Like many IMOCA skippers hunting a place on the startline of the 2024 Vendée Globe, Colman knows that getting as many miles under the keel as possible, as soon as possible, is a big step in the right direction. “I think it is going to be an excellent event,” he said. “I think it will really set the scene for the rest of the cycle in the Class, given the fact that we are all chasing miles at this point.

“There are going to be no small events between here and November 2024, so I think we can forget the idea that there are going to be off-days or off-races,” he added. “Everybody is going to be there, they are all bringing their A-game and, while there is a lot of pressure on everybody’s shoulders, I think it’s good for the Class because everybody’s treating every event with the respect it deserves.”

Among the non-French skippers in the race will be Pip Hare, the British navigator who now sails the former Banque Populaire VII that won the 2016-17 Vendée Globe and came third in the last race in the hands of Louis Burton. After an intensive month’s training based at Cascais in Portugal, where she benefitted from coaching by Jack Bouttell and Ben Schwartz, Hare is preparing herself for her first competitive outing on a foiling flyer, now complete with Medallia branding.
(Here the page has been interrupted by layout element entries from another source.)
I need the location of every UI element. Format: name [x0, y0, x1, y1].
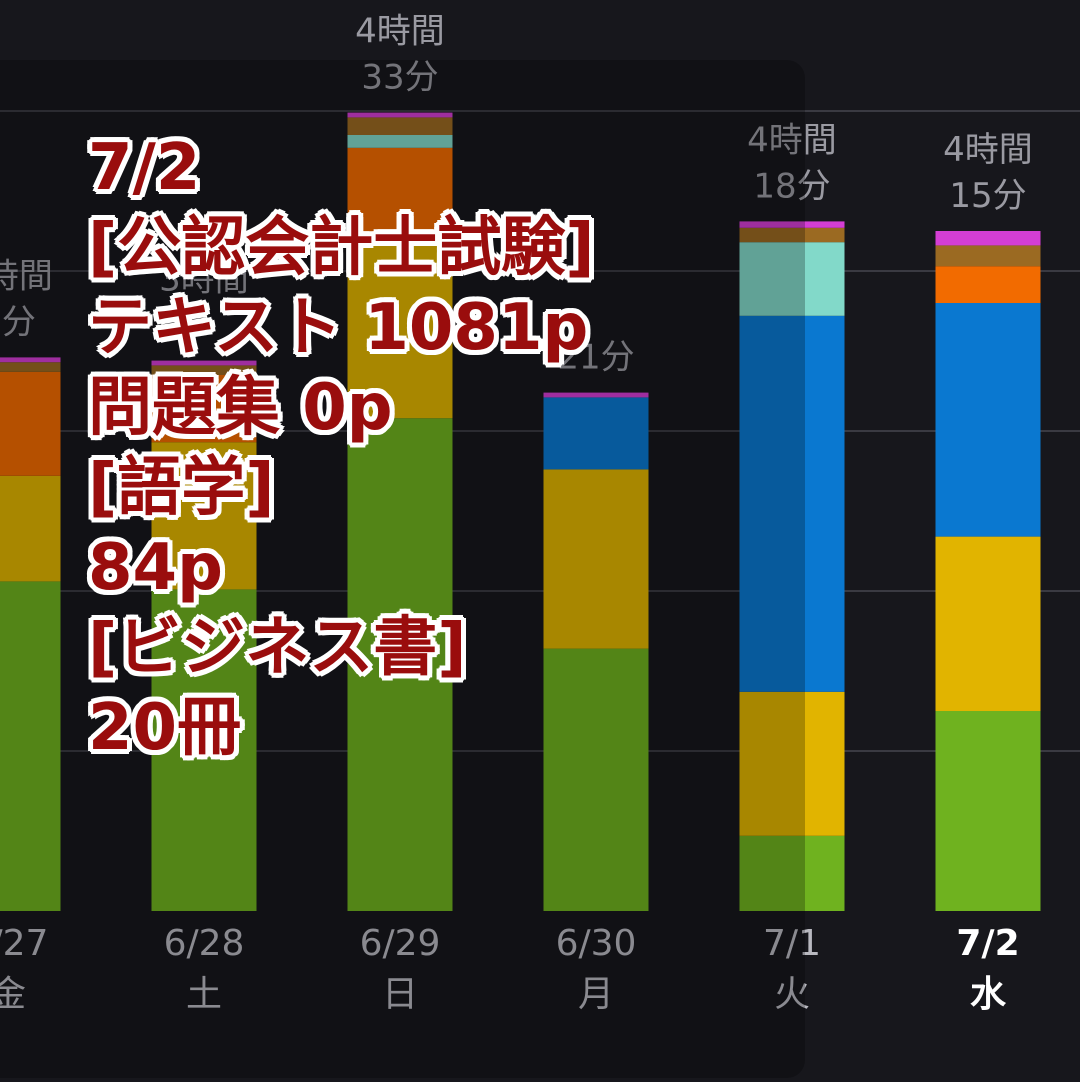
bar-segment [0, 357, 61, 363]
overlay-panel [0, 60, 805, 1078]
total-label: 4時間 18分 [747, 120, 837, 206]
stacked-bars [0, 112, 1041, 911]
bar-segment [151, 375, 257, 443]
bar-segment [935, 711, 1041, 911]
total-label: 3時間 [159, 260, 249, 300]
total-label: 4時間 33分 [355, 12, 445, 98]
bar-segment [151, 589, 257, 911]
x-tick-label: 6/27 [0, 923, 48, 964]
x-weekday-label: 火 [774, 974, 810, 1015]
bar-segment [151, 365, 257, 375]
bar-segment [543, 648, 649, 911]
bar-segment [543, 469, 649, 649]
bar-segment [935, 231, 1041, 246]
overlay-date: 7/2 [88, 131, 201, 205]
bar-segment [0, 371, 61, 476]
x-weekday-label: 月 [578, 974, 614, 1015]
total-label: 4時間0分 [0, 256, 53, 342]
overlay-workbook-pages: 問題集 0p [88, 371, 393, 445]
bar-segment [739, 221, 845, 228]
bar-segment [347, 418, 453, 911]
x-tick-label: 7/1 [763, 923, 821, 964]
bar-segment [151, 360, 257, 366]
bar-segment [0, 362, 61, 372]
x-tick-label: 6/29 [360, 923, 441, 964]
overlay-heading-cpa: [公認会計士試験] [88, 211, 595, 285]
x-tick-label: 6/28 [164, 923, 245, 964]
bar-segment [935, 303, 1041, 537]
x-weekday-label: 金 [0, 974, 26, 1015]
overlay-text-pages: テキスト 1081p [88, 291, 589, 365]
bar-segment [347, 239, 453, 419]
bar-segment [739, 835, 845, 911]
bar-segment [935, 266, 1041, 303]
bar-segment [739, 227, 845, 243]
bar-segment [0, 581, 61, 911]
overlay-heading-business: [ビジネス書] [88, 611, 467, 685]
bar-segment [543, 397, 649, 470]
bar-segment [347, 117, 453, 135]
overlay-heading-language: [語学] [88, 451, 275, 525]
total-label: 21分 [557, 338, 634, 378]
bar-segment [739, 315, 845, 692]
overlay-books-count: 20冊 [88, 691, 242, 765]
overlay-caption: 7/2 [公認会計士試験] テキスト 1081p 問題集 0p [語学] 84p… [88, 128, 595, 768]
bar-segment [935, 245, 1041, 267]
x-axis-labels: 6/27 金 6/28 土 6/29 日 6/30 月 7/1 火 7/2 水 [0, 923, 1020, 1015]
bar-segment [347, 147, 453, 239]
x-tick-label: 7/2 [956, 923, 1019, 964]
x-weekday-label: 水 [970, 974, 1007, 1015]
bar-segment [739, 242, 845, 316]
bar-segment [347, 135, 453, 148]
bar-segment [543, 392, 649, 398]
x-weekday-label: 日 [382, 974, 418, 1015]
bar-segment [347, 112, 453, 118]
x-weekday-label: 土 [186, 974, 222, 1015]
bar-segment [935, 536, 1041, 711]
bar-segment [151, 442, 257, 590]
x-tick-label: 6/30 [556, 923, 637, 964]
overlay-language-pages: 84p [88, 531, 223, 605]
bar-segment [739, 691, 845, 836]
total-label: 4時間 15分 [943, 130, 1033, 216]
bar-segment [0, 475, 61, 582]
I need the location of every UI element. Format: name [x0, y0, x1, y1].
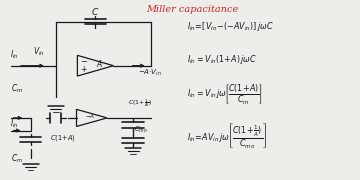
Text: A: A [96, 60, 102, 69]
Text: $I_{in}\!=\![V_{in}\!-\!(\!-\!AV_{in})]\,j\omega C$: $I_{in}\!=\![V_{in}\!-\!(\!-\!AV_{in})]\… [187, 20, 274, 33]
Text: $I_{in}$: $I_{in}$ [10, 49, 19, 61]
Text: $C(1\!+\!A)$: $C(1\!+\!A)$ [50, 133, 76, 143]
Text: $C_m$: $C_m$ [11, 83, 23, 95]
Text: $I_{in} = V_{in}\,j\omega\!\left[\dfrac{C(1\!+\!A)}{C_m}\right]$: $I_{in} = V_{in}\,j\omega\!\left[\dfrac{… [187, 82, 263, 107]
Text: +: + [80, 65, 86, 74]
Text: $C(1\!+\!\frac{1}{A})$: $C(1\!+\!\frac{1}{A})$ [129, 98, 152, 109]
Text: $I_{in} = V_{in}(1\!+\!A)\,j\omega C$: $I_{in} = V_{in}(1\!+\!A)\,j\omega C$ [187, 53, 257, 66]
Text: $C$: $C$ [91, 6, 99, 17]
Text: −A: −A [86, 114, 94, 120]
Text: $C_{mo}$: $C_{mo}$ [134, 125, 147, 135]
Text: $I_{in}$: $I_{in}$ [10, 118, 19, 130]
Text: −: − [80, 58, 87, 67]
Text: $I_{in}\!=\!AV_{in}\,j\omega\!\left[\dfrac{C(1\!+\!\frac{1}{A})}{C_{mo}}\right]$: $I_{in}\!=\!AV_{in}\,j\omega\!\left[\dfr… [187, 122, 267, 151]
Text: $-A{\cdot}V_{in}$: $-A{\cdot}V_{in}$ [138, 68, 161, 78]
Text: $C_m$: $C_m$ [11, 152, 23, 165]
Text: Miller capacitance: Miller capacitance [147, 5, 239, 14]
Text: $V_{in}$: $V_{in}$ [33, 46, 45, 58]
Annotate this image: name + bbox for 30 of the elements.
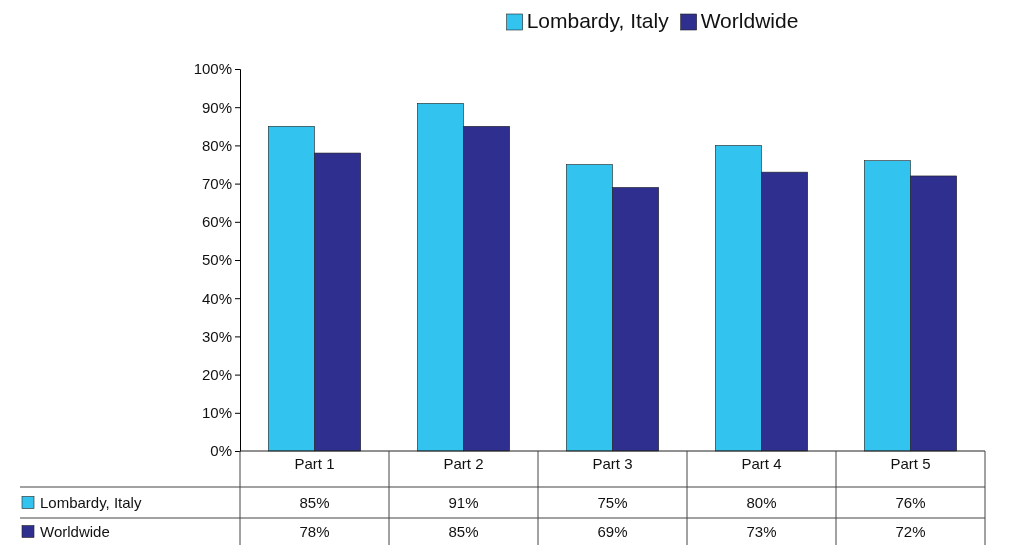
y-tick-label: 60%	[201, 213, 232, 231]
data-label: 91%	[448, 493, 479, 511]
data-label: 76%	[895, 493, 926, 511]
data-label: 69%	[597, 522, 628, 540]
data-label: 73%	[746, 522, 777, 540]
y-tick-label: 30%	[201, 327, 232, 345]
y-tick-label: 40%	[201, 289, 232, 307]
data-label: 85%	[448, 522, 479, 540]
data-label: 75%	[597, 493, 628, 511]
y-tick-label: 100%	[193, 60, 232, 78]
y-tick-label: 80%	[201, 136, 232, 154]
y-tick-label: 90%	[201, 98, 232, 116]
y-tick-label: 20%	[201, 365, 232, 383]
y-tick-label: 50%	[201, 251, 232, 269]
x-tick-label: Part 3	[592, 454, 633, 472]
legend-label: Lombardy, Italy	[526, 9, 670, 32]
data-label: 80%	[746, 493, 777, 511]
y-tick-label: 0%	[210, 442, 232, 460]
data-label: 72%	[895, 522, 926, 540]
legend-label: Worldwide	[700, 9, 799, 32]
text: Worldwide	[40, 522, 110, 540]
y-tick-label: 70%	[201, 174, 232, 192]
data-label: 85%	[299, 493, 330, 511]
y-tick-label: 10%	[201, 404, 232, 422]
x-tick-label: Part 2	[443, 454, 484, 472]
x-tick-label: Part 5	[890, 454, 931, 472]
x-tick-label: Part 1	[294, 454, 335, 472]
text: Lombardy, Italy	[40, 493, 142, 511]
data-label: 78%	[299, 522, 330, 540]
x-tick-label: Part 4	[741, 454, 782, 472]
“It feels like it has come round so quickly. It’s nerve –wracking – it’s a big fleet with some big names this year,” said the 48-year-old from Poole on the English south coast who came 19th in the last Vendée Globe in the second oldest boat in the fleet. “The boat has had a great re-fit, it is in great condition and I am turning up on very different terms. This is kind of a line in the sand for me; this is where I need to progress forwards from and I’m kind of here thinking I don’t know what this race is going to look like, I don’t know how I am going to line up against these people.”

Hare is trying to make a transition, moving from the middle-to-back section of the IMOCA fleet to the top-10. It’s a big step performance-wise and psychologically, and she is well aware of the scale of the task ahead of her. “When you go into something as an underdog, you look at everyone else and put them on a pedestal,” she said. “Everyone else in the fleet is just in a different league to you. And now, I haven’t changed, I don’t feel like I’ve changed as a person, but all of a sudden I am one of them.”

We asked what her goal for this race will be? “I don’t think a hard number in terms of results is enough of an objective for me,” she said. “It is a relatively short race. I am well prepared. I’ve had a really good session of training, so my objective would be to maintain the boat’s performance at a steady rate through the race – make sure I hit my polars, not find any excuses, just take everything I’ve learned and apply it. I would hope that is going to get me a top-10 result.”

The action at the Guyader Bermudes 1000 Race gets underway on Friday with speeds runs on Brest Harbour as the IMOCA crews compete in the Pom’Potes Challenge.